​Alessandro Campi
​Alessandro Campi

Alleanza grillini-dem/ La sconfitta li costringe a convivere solo a tempo

Lunedì 28 Ottobre 2019 di ​Alessandro Campi
Le previsioni e i sondaggi sono stati ampiamente rispettati. Donatella Tesei diventerà presidente della Regione Umbria. Il nuovo centrodestra, a trazione salviniana, ha vinto. Il nuovo centrosinistra, nato dalla convergenza di democratici e grillini nel segno di un civismo malinteso e a questo punto tutto da ripensare, ha perso. Spazio per terze forze (come mostra il risultato testimoniale della lista di Claudio Ricci) non ne esiste. L’Umbria ha anticipato l’Italia sulla via di un rinnovato bipolarismo?

Colpisce, se i dati verranno confermati dallo scrutinio finale, l’entità del distacco: 58,2 per la Tesei, 37,1 per Bianconi. Ci si è chiesti più volte, nella giornata di ieri, come interpretare la grande crescita dei votanti rispetto alle europee del 2019 e alle regionali del 2015. Si pensava potesse favorire la sinistra: una chiamata alle armi in funzione antisalviniana. In realtà ha favorito massicciamente la destra: una corsa alle urne nel segno della discontinuità. Questo dato è anche la conferma che l’astensionismo e il ritiro dalla politica in questi anni ha riguardato soprattutto il mondo in senso lato moderato o anti-sinistra. Tra i delusi dal berlusconismo evidentemente non pochi hanno trovato nel salvinismo una nuova ragione per mobilitarsi.

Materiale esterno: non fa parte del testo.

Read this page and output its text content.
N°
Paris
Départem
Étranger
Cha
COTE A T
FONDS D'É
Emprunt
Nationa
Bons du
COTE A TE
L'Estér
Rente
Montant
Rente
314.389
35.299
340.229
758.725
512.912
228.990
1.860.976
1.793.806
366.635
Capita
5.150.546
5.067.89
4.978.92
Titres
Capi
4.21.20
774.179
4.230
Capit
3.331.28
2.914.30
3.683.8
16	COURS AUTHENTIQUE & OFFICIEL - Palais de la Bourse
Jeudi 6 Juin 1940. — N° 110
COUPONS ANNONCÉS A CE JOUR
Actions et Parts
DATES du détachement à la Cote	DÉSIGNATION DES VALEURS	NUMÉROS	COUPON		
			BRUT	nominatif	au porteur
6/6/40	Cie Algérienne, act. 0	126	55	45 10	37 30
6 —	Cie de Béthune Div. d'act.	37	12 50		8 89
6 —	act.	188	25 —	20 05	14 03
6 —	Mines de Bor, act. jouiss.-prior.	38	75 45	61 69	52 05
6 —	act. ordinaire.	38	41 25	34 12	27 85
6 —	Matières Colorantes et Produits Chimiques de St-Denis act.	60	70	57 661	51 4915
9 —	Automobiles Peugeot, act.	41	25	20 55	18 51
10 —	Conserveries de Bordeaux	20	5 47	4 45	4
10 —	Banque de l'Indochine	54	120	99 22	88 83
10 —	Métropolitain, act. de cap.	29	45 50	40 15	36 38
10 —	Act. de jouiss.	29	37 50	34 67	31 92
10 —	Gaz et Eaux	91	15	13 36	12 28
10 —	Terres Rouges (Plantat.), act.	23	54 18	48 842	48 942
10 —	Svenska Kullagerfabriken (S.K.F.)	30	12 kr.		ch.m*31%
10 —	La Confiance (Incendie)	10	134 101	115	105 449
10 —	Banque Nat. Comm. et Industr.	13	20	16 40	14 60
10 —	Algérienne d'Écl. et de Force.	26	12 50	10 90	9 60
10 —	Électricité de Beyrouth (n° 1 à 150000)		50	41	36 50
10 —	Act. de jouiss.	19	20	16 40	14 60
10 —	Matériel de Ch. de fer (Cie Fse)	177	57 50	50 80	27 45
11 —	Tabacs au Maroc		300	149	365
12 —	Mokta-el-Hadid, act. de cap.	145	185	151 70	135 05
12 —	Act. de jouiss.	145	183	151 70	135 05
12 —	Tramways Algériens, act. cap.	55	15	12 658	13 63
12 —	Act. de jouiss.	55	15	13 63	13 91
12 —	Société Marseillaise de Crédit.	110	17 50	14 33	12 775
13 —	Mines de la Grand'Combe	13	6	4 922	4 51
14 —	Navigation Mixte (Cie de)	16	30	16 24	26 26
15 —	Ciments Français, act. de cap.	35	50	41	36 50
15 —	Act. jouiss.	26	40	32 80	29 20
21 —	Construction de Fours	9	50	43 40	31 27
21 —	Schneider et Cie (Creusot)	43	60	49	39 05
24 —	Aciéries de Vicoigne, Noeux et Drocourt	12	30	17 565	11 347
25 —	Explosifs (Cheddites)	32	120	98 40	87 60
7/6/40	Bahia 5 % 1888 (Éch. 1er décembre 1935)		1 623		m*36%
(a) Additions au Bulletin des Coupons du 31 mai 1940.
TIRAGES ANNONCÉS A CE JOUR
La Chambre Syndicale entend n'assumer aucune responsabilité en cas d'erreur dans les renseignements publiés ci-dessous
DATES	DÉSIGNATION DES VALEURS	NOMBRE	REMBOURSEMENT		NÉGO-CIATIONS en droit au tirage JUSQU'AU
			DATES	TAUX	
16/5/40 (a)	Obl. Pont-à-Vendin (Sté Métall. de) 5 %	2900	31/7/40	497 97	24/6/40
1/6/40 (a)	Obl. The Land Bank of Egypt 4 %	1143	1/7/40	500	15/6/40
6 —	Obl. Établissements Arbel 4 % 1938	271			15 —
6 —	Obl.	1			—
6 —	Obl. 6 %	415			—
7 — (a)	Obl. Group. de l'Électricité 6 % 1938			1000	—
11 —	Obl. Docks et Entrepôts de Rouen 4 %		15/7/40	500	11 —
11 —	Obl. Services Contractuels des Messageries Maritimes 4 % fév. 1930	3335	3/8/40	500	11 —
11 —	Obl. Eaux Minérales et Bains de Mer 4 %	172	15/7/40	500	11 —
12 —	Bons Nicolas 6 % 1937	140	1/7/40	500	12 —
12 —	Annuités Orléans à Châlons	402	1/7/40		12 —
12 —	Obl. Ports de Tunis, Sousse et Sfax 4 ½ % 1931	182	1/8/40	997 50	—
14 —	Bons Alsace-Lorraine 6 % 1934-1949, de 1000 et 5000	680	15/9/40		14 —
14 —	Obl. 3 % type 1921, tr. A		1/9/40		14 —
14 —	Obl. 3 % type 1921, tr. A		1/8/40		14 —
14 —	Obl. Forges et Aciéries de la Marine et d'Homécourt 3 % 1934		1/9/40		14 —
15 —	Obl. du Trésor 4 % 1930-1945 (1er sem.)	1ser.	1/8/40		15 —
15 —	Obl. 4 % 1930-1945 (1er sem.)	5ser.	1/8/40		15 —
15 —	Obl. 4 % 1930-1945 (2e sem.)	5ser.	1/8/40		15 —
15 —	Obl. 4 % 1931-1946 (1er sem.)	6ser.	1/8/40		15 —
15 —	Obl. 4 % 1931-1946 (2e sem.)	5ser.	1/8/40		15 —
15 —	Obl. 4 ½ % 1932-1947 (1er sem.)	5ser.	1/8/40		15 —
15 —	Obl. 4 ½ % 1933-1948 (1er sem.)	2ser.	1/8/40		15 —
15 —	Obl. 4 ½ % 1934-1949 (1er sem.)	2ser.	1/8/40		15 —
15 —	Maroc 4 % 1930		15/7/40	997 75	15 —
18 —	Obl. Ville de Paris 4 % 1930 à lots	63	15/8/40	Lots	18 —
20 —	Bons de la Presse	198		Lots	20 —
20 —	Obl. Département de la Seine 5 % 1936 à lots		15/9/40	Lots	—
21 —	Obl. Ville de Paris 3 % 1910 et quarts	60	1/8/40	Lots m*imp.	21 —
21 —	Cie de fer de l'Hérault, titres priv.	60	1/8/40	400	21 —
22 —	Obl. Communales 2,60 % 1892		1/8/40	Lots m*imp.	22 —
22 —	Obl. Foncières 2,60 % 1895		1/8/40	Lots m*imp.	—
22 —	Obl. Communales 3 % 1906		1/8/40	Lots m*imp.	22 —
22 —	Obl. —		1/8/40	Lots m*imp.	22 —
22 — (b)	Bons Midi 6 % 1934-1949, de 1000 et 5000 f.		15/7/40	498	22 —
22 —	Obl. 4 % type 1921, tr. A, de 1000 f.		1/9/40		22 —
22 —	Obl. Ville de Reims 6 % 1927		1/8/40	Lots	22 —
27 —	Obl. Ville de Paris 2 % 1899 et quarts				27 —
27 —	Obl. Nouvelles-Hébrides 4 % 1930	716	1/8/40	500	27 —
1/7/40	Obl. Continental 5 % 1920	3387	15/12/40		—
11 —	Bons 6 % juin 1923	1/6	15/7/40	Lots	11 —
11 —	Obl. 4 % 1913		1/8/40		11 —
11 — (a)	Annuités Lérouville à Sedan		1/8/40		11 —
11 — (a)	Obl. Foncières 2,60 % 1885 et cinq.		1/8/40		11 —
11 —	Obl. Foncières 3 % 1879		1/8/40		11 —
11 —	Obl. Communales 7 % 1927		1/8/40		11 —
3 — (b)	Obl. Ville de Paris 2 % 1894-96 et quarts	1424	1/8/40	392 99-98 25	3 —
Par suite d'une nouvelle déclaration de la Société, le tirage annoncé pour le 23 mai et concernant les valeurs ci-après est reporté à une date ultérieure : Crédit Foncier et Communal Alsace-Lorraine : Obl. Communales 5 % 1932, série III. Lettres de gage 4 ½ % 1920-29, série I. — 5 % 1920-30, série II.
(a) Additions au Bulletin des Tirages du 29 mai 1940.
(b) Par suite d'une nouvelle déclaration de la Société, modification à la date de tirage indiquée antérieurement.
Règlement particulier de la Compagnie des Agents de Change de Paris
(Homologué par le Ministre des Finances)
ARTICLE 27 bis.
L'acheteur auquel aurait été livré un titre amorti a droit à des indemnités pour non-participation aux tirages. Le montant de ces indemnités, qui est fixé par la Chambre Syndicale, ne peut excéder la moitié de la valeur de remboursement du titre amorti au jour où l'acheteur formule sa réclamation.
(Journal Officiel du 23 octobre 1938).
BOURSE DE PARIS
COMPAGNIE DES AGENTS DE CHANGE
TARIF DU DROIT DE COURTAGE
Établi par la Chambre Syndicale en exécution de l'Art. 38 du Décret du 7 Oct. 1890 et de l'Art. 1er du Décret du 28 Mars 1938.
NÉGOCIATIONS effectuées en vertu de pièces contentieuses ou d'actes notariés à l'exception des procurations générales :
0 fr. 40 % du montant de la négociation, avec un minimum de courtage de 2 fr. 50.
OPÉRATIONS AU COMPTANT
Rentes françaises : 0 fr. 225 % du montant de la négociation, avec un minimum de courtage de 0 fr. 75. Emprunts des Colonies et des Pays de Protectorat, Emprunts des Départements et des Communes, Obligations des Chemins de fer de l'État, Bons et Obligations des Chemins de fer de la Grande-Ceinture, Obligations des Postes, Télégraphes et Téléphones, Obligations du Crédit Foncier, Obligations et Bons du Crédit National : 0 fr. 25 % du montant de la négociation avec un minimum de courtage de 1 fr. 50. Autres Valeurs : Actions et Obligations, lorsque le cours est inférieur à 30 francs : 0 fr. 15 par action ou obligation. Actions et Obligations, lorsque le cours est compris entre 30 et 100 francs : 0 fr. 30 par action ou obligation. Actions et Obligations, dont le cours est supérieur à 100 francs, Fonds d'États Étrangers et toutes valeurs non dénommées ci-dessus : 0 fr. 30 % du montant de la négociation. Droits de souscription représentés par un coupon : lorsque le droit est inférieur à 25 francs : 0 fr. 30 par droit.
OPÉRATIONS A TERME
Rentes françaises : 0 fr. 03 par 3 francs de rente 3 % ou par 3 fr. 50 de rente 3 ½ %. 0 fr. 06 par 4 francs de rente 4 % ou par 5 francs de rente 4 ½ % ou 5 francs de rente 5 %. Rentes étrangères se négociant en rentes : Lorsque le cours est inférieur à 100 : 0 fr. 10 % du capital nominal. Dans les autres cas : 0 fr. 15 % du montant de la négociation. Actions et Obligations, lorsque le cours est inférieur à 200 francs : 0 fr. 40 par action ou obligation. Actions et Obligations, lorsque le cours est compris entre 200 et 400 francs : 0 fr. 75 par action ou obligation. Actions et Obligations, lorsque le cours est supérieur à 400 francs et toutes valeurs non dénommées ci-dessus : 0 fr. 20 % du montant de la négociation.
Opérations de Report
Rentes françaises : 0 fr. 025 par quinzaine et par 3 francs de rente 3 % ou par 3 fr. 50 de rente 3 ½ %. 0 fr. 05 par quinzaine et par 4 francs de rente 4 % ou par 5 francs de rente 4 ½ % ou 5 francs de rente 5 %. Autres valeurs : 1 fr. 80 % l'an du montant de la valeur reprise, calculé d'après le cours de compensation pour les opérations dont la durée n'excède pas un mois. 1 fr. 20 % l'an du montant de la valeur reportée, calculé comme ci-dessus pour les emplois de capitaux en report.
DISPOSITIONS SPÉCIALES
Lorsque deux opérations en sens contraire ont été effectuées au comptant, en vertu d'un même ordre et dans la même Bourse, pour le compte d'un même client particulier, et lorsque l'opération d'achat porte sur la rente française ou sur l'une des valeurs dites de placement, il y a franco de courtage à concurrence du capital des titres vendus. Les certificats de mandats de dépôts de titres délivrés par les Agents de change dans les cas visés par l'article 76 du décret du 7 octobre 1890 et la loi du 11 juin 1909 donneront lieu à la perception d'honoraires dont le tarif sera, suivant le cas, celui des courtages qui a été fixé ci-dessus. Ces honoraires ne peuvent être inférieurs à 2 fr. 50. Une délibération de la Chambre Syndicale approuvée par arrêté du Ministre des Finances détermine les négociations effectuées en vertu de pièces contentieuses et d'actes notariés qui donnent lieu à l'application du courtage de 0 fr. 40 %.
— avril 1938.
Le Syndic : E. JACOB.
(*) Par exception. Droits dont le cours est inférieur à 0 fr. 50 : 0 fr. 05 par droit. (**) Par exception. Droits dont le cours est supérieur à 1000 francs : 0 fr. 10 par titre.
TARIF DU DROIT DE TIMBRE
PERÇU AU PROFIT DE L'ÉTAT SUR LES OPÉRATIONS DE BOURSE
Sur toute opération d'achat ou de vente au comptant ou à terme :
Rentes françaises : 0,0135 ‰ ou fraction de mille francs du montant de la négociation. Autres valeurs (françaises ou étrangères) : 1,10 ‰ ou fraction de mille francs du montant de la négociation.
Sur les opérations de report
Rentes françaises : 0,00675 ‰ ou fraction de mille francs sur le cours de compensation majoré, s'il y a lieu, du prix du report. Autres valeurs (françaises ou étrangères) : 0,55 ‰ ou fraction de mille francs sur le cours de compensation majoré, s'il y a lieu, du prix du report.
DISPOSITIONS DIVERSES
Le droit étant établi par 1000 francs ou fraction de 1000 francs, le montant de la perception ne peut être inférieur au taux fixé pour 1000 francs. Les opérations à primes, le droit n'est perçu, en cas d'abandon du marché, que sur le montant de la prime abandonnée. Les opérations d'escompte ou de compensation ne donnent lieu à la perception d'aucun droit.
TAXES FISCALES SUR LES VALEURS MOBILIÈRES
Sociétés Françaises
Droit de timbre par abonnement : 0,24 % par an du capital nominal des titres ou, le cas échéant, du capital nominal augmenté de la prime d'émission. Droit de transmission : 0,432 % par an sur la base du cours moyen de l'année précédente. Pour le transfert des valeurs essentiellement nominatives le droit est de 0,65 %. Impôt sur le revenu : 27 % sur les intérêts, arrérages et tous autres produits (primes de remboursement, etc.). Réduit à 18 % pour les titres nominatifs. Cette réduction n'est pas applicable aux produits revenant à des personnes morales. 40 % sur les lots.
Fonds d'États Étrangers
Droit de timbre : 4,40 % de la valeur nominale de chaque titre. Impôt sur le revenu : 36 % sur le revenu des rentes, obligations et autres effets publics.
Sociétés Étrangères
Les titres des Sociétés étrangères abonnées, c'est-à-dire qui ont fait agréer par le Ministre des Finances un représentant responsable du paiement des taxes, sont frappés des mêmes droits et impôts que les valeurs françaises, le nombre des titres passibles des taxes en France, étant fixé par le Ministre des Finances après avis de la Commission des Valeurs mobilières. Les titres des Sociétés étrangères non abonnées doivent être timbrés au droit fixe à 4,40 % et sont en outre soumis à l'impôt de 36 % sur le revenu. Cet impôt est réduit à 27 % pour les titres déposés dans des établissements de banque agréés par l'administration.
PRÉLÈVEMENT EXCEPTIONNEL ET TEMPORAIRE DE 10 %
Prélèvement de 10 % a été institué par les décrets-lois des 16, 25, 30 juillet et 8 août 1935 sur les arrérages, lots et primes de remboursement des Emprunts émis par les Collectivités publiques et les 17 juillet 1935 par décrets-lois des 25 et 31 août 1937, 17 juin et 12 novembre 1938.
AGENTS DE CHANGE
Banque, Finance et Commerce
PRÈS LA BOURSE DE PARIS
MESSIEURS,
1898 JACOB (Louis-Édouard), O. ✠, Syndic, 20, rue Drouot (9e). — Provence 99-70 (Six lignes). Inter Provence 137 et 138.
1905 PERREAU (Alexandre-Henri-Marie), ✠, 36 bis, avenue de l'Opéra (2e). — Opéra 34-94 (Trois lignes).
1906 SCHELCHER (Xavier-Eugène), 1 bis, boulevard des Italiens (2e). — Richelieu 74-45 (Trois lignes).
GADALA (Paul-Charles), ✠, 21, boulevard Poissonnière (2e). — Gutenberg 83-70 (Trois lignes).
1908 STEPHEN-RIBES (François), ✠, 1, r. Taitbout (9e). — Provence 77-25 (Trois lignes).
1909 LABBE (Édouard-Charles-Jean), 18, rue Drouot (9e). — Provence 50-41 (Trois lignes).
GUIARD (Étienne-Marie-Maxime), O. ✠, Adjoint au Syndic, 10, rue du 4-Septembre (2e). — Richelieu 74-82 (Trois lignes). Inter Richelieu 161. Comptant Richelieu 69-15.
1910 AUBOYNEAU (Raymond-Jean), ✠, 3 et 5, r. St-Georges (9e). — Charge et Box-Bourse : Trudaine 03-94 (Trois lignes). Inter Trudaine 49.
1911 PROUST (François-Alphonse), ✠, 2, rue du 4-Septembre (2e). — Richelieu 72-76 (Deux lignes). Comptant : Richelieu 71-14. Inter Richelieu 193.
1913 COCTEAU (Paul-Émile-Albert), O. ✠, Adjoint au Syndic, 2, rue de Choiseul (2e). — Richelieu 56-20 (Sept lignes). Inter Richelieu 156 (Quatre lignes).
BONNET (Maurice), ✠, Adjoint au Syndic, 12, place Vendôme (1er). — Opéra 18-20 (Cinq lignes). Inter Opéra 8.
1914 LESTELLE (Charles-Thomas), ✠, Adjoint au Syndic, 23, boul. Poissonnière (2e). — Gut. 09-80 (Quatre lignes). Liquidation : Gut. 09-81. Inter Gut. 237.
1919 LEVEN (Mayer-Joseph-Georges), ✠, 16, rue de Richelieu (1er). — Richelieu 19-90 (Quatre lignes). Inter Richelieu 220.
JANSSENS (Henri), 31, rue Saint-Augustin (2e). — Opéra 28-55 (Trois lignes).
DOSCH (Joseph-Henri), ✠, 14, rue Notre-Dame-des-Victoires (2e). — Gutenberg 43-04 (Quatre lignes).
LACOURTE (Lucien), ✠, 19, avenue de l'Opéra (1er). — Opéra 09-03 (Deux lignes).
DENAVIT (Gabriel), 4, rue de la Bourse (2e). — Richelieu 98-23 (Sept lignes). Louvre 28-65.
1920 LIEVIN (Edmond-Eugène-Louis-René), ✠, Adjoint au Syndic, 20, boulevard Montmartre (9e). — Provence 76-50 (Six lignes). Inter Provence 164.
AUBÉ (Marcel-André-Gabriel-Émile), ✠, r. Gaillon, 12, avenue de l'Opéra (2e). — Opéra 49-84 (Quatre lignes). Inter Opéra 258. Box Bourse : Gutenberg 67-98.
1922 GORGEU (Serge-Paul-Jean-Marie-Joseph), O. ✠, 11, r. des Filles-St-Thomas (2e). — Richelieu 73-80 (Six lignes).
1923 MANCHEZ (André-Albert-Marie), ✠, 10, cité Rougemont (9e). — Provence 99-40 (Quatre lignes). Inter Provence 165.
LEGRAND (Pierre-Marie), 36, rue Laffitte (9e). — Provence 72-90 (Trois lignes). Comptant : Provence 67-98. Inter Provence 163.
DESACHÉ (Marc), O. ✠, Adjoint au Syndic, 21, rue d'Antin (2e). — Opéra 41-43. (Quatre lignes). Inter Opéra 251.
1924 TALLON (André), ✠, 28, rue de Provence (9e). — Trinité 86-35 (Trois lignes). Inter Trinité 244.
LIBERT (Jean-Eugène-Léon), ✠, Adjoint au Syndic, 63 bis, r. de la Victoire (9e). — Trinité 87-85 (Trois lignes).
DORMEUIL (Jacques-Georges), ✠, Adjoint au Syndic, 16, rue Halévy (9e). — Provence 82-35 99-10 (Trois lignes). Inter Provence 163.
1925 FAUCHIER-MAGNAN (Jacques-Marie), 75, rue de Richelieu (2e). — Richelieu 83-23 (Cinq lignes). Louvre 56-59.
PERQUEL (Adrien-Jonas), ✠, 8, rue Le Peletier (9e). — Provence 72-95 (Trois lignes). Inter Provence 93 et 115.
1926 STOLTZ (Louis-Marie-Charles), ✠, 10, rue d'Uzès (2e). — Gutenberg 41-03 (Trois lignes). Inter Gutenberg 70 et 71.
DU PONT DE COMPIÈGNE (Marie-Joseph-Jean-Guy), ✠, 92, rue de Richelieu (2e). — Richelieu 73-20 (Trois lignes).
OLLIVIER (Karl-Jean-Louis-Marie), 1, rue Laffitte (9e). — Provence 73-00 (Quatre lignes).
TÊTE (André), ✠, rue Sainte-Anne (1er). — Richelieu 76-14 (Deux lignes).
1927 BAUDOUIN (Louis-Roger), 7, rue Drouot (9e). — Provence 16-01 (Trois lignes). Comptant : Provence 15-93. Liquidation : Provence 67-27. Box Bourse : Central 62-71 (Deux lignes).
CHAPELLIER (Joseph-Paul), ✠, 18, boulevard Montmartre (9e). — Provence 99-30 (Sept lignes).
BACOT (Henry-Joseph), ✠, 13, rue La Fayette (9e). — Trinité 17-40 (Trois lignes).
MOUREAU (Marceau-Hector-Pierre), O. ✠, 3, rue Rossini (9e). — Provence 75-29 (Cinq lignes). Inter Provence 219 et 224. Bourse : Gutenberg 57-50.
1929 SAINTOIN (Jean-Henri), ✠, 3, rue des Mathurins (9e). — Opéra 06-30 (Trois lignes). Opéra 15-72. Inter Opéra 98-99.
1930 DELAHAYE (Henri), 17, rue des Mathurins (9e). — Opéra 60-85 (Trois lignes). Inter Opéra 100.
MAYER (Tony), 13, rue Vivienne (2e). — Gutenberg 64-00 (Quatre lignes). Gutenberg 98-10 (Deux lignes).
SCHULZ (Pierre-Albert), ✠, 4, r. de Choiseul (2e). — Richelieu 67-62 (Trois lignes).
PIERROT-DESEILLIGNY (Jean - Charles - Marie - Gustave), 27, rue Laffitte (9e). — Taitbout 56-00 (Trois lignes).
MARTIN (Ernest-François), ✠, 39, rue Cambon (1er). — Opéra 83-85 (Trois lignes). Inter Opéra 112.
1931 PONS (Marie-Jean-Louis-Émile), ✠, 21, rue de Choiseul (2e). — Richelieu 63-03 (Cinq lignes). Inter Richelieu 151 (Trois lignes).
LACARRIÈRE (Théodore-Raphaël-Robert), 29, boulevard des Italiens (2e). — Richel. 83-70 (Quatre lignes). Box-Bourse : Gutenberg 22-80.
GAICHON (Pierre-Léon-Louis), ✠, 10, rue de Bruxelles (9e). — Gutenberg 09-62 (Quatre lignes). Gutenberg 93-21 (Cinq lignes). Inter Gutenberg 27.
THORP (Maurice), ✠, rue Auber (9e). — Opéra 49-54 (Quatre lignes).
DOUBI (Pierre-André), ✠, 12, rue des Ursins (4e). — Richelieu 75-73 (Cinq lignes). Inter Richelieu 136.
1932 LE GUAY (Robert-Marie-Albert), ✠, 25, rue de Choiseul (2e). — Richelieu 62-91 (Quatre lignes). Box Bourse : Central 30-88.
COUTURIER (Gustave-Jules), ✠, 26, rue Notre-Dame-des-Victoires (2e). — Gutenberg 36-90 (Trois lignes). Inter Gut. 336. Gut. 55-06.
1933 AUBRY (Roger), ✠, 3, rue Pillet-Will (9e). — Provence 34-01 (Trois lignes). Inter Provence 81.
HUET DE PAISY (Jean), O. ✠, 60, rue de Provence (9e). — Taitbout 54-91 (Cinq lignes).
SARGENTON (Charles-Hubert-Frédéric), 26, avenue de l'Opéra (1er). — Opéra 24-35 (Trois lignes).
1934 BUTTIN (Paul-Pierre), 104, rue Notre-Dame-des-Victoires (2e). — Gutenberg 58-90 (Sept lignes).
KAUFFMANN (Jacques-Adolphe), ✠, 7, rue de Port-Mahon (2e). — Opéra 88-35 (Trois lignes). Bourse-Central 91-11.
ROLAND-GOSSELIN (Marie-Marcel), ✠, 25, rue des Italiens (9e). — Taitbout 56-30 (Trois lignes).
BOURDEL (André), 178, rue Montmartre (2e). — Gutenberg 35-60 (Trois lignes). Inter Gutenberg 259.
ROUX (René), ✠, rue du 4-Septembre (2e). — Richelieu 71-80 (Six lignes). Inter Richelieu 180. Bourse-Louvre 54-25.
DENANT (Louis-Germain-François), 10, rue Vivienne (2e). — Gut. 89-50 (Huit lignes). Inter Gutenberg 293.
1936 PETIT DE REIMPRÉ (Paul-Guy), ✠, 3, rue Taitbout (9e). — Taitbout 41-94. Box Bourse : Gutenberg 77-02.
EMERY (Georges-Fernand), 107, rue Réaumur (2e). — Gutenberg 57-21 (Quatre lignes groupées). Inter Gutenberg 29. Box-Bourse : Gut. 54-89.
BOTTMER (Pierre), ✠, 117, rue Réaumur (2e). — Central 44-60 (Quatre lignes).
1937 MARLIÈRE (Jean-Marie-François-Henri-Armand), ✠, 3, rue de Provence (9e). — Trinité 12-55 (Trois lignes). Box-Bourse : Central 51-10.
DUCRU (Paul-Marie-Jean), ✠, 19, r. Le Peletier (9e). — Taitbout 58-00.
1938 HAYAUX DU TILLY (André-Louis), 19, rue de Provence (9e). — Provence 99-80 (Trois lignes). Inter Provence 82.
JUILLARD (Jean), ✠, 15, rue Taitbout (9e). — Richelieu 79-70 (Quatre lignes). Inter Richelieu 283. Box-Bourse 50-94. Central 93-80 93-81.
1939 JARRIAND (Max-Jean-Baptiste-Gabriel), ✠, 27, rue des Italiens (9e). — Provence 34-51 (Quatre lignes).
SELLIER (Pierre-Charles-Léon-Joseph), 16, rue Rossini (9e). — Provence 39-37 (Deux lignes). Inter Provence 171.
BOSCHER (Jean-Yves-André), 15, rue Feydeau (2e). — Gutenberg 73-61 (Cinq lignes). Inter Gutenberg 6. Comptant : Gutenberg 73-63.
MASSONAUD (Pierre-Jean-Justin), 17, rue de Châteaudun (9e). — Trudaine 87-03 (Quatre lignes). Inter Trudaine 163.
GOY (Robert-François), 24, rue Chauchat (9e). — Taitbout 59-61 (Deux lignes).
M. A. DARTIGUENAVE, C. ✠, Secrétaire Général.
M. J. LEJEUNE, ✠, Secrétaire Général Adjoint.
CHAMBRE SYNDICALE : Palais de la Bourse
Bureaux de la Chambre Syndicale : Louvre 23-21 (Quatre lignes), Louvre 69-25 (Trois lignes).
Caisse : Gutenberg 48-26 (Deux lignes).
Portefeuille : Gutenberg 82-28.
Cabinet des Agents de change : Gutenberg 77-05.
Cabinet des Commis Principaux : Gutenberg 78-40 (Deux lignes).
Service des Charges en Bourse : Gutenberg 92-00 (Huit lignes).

Mai, nella storia italiana recente, un voto locale era stato tanto caricato di aspettative nazionali. Col rischio di far dimenticare le ragioni per cui gli umbri hanno dovuto affrontare una scadenza elettorale anticipata: uno scandalo politico-giudiziario, legato alla gestione della sanità, rivelatore di un sistema di potere che non era corrotto, quanto logoro e autoreferenziale e sfacciato, reso arrogante dal convincimento di non avere alternative. I cittadini votano per motivazioni spesso diverse da quelle che muovono le valutazioni degli analisti. Coloro che hanno immaginato un referendum pro o contro Salvini o un pronunciamento sulla maggioranza che sostiene l’attuale governo rosso-giallo, hanno trascurato il peso dei fattori interni (i timori degli umbri per la crescente marginalizzazione del loro territorio, così come certificata da tutti gli indicatori statistici) e soprattutto l’impatto emotivo che sull’opinione pubblica locale aveva avuto quella vicenda scoppiata appena pochi mesi fa.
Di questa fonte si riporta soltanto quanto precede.